Pyridoxine dependency and congenital hypophosphatasia are unusual metabolic disorders. We report a female infant born from healthy consanguineous parents with shortening of limbs, detected during pregnancy by ultrasonography. Immediately after delivery, the baby was admitted to the neonatal intensive care unit because of respiratory distress. A bone radiograph showed hypomineralization of all bones, and serum alkaline phosphatase was very low (10 U/L). Within the first day of life, seizures (focal clonic and tonic) started.

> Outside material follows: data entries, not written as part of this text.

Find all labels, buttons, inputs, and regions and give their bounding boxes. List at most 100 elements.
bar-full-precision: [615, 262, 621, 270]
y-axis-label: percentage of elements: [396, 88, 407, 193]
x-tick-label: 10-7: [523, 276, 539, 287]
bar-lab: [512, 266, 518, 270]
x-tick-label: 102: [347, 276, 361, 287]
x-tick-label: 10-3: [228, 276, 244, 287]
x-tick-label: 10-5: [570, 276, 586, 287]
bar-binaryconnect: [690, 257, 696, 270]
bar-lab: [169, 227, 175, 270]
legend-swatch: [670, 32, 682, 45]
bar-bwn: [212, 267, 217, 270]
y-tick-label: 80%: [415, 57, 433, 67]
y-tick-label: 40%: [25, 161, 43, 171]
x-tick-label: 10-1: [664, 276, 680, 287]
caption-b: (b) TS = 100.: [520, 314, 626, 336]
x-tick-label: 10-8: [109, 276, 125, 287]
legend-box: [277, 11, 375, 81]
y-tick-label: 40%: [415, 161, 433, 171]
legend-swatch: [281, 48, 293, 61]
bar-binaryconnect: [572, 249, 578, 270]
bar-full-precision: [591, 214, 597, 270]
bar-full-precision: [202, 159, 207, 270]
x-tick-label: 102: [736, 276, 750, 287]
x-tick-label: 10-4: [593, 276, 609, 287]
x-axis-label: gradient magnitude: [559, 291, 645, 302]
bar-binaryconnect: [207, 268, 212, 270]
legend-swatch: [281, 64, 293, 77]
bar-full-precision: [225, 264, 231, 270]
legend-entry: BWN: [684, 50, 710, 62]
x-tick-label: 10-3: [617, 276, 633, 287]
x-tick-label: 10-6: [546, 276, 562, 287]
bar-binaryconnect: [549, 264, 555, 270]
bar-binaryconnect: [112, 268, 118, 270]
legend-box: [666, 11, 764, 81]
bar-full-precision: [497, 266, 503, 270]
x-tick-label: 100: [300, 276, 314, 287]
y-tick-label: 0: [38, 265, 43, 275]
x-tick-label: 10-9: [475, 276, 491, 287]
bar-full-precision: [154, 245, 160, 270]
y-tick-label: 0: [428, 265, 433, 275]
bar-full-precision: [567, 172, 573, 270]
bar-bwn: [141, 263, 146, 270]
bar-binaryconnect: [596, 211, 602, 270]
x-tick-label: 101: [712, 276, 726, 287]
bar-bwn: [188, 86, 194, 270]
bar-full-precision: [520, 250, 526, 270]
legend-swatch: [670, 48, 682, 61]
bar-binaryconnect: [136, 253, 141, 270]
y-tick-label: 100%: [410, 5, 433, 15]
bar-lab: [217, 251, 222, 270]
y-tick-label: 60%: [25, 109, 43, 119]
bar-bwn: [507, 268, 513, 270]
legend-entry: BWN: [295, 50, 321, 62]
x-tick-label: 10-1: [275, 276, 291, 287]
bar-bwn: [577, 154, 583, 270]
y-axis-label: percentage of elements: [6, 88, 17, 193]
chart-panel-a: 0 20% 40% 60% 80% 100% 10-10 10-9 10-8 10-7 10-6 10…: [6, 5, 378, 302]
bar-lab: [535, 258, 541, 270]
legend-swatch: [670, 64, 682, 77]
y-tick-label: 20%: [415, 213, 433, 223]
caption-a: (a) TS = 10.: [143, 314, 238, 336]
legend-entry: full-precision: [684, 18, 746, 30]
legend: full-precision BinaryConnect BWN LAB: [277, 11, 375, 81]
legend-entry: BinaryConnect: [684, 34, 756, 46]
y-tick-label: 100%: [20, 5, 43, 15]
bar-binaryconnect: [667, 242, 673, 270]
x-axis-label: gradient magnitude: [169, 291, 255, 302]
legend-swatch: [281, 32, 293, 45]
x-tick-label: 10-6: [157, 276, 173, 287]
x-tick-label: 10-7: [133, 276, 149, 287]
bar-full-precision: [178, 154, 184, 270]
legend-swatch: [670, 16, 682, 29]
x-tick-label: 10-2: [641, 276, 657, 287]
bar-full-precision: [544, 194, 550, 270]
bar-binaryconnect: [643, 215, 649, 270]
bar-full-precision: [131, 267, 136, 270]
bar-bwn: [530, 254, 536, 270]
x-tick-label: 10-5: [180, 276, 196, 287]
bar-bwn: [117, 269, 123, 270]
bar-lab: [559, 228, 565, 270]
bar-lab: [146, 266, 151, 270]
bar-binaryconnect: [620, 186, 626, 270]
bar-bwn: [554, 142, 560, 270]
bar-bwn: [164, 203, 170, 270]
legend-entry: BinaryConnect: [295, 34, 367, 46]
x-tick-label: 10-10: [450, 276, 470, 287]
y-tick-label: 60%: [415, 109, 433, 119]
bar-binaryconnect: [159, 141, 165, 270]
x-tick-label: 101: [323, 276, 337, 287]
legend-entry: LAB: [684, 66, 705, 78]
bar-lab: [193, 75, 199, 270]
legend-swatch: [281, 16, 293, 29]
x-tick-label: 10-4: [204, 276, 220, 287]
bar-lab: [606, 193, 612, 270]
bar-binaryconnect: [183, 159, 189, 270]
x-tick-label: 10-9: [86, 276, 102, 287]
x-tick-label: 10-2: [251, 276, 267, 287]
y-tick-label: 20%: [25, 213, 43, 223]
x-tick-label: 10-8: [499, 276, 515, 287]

The seizures were refractory to phenobarbital and other antiepileptic drugs. The first electroencephalogram (EEG) showed a burst-suppression pattern. Pyridoxine was administered (50 mg/kg) and completely controlled the seizures. Antiepileptic drugs were discontinued, and a maintenance dose of pyridoxine (10 mg/day) was established. A postpyridoxine EEG revealed the disappearance of the burst-suppression pattern. The patient died at age 26 days. Pyridoxine-dependent seizures, when recognized early and treated, have a more favorable prognosis. However, hypophosphatasia detected at birth almost always has a lethal outcome.